Dammit, it’s enough to make your blood boil. You deliver quality product in a timely fashion, then send an invoice — to no avail. Followed by a few more. Followed by phone calls and e-mails demanding payment — and, still, the cheque is not in the mail.
Don’t give up hope. Doug Cannon, who calls himself Canada’s “financial bounty hunter,” has learned a few tricks in the decades he’s spent tracking down debtors, and he’s willing to share them — just as a shaky economy portends more delinquent accounts across the business spectrum.
The secret to debt recovery, says Cannon, founder of Brampton, Ont.-based Cando Credit Consulting, boils down to being a pest. Consider the time Cannon scored an invitation to a private golf club for the sole purpose of approaching one debtor’s foursome. Brandishing a megaphone, he went into broadcast mode, shouting “Did you pay your caddy yet, or are you going to stiff him like you stiffed my client?” The mortified debtor soon settled his account.
Amplified golf-course ambushes are extreme, but Cannon’s other tactics can work for entrepreneurs who have run out of options — and who possess a substantial amount of chutzpah.
Threaten their image
Find out where the debtor lives and pay a visit. Simply knock on the door and ask, “Where’s my money?” Tell the debtor you plan on contacting everyone he’s associated with — from customers to friends and relatives — to ask if they have been stiffed as well. Many debtors will pay up simply to avoid a public relations black eye.
Get others to hassle them
Once you’ve found out where the debtor lives, use the “reverse lookup” function in an online phone directory such as Canada411 to retrieve the phone numbers of his neighbours. Phone them in an apologetic way, explaining you’ve tried with little success to get in touch with the debtor regarding “an urgent matter.” Ask the neighbour if he or she would be so kind to call or visit the debtor to pass along a message to call. “By the time the fourth or fifth neighbour drops by,” says Cannon, “the debtor will be pissed and might be ready to settle.”
Generate embarrassing publicity
Cannon recommends distributing flyers summarizing the debtor’s misdeeds near his or her workplace or residence. Don’t go on private property; rather, put flyers under the windshield wipers of cars parked on public roads and on hydro poles. Print flyers on bright yellow paper festooned with dollar signs. Keep the message civil, factual and brief, such as: “Dear X: Please pay the outstanding debt.”

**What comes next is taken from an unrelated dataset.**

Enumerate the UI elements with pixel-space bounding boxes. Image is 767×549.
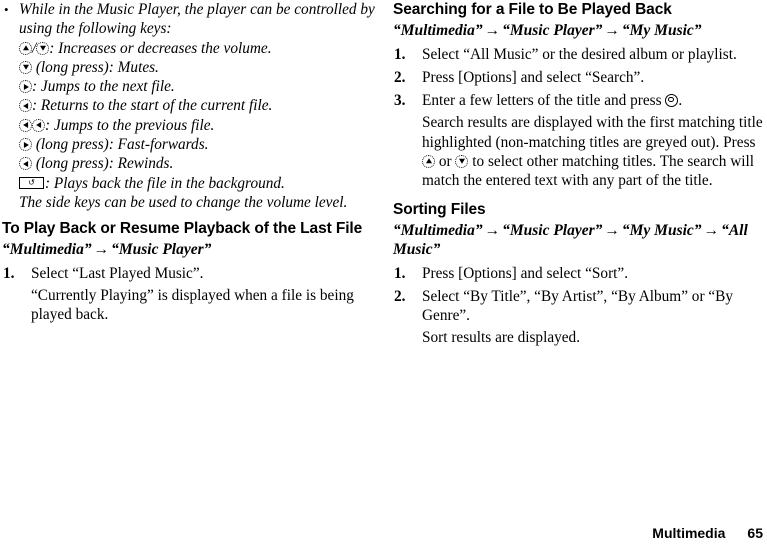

File a small claims lawsuit
Even if you have no intention of pursuing the matter in court, spend $75 to file a claim, then serve the statement of claim to the debtor at his business or — gulp — his place of worship. This may seem offensive to some, but isn’t running out on the tab — which amounts to stealing from you — an equal offense? The tactic will serve two purposes: it will indicate you’re serious about pursuing the matter, and it will cause the debtor to suffer “loss of face” amongst his peers.
Call the spouse
A debtor’s spouse is often clueless about the outstanding debts, and a polite phone call can pay dividends. In Cannon’s experience, the spouse is often “embarrassed and angry” when he or she finds out, and in many cases, will demand that the matter be resolved. Better yet, a spouse can do what you can’t: nag the debtor 24/7.
Contact the debtor’s suppliers
Try to find out who the debtor’s suppliers are and tell them your tale. In addition to a blemished reputation, the debtor might just find that his suppliers aren’t too gung-ho to extend credit anymore. He may decide to settle before you start calling additional suppliers.
Yes, there are some potential downsides to all these measures. The debtor can try to charge you with trespassing or slander; avoid the latter by being completely honest. Or, he could have a lawyer send you a cease-and-desist letter. If you receive one, stop pestering the debtor — but you can still speak to his neighbours.
And if you’re worried about looking like a jerk while exposing the client? The key is being polite to people in the debtor’s circle. Most people are sympathetic to hear of someone getting stiffed.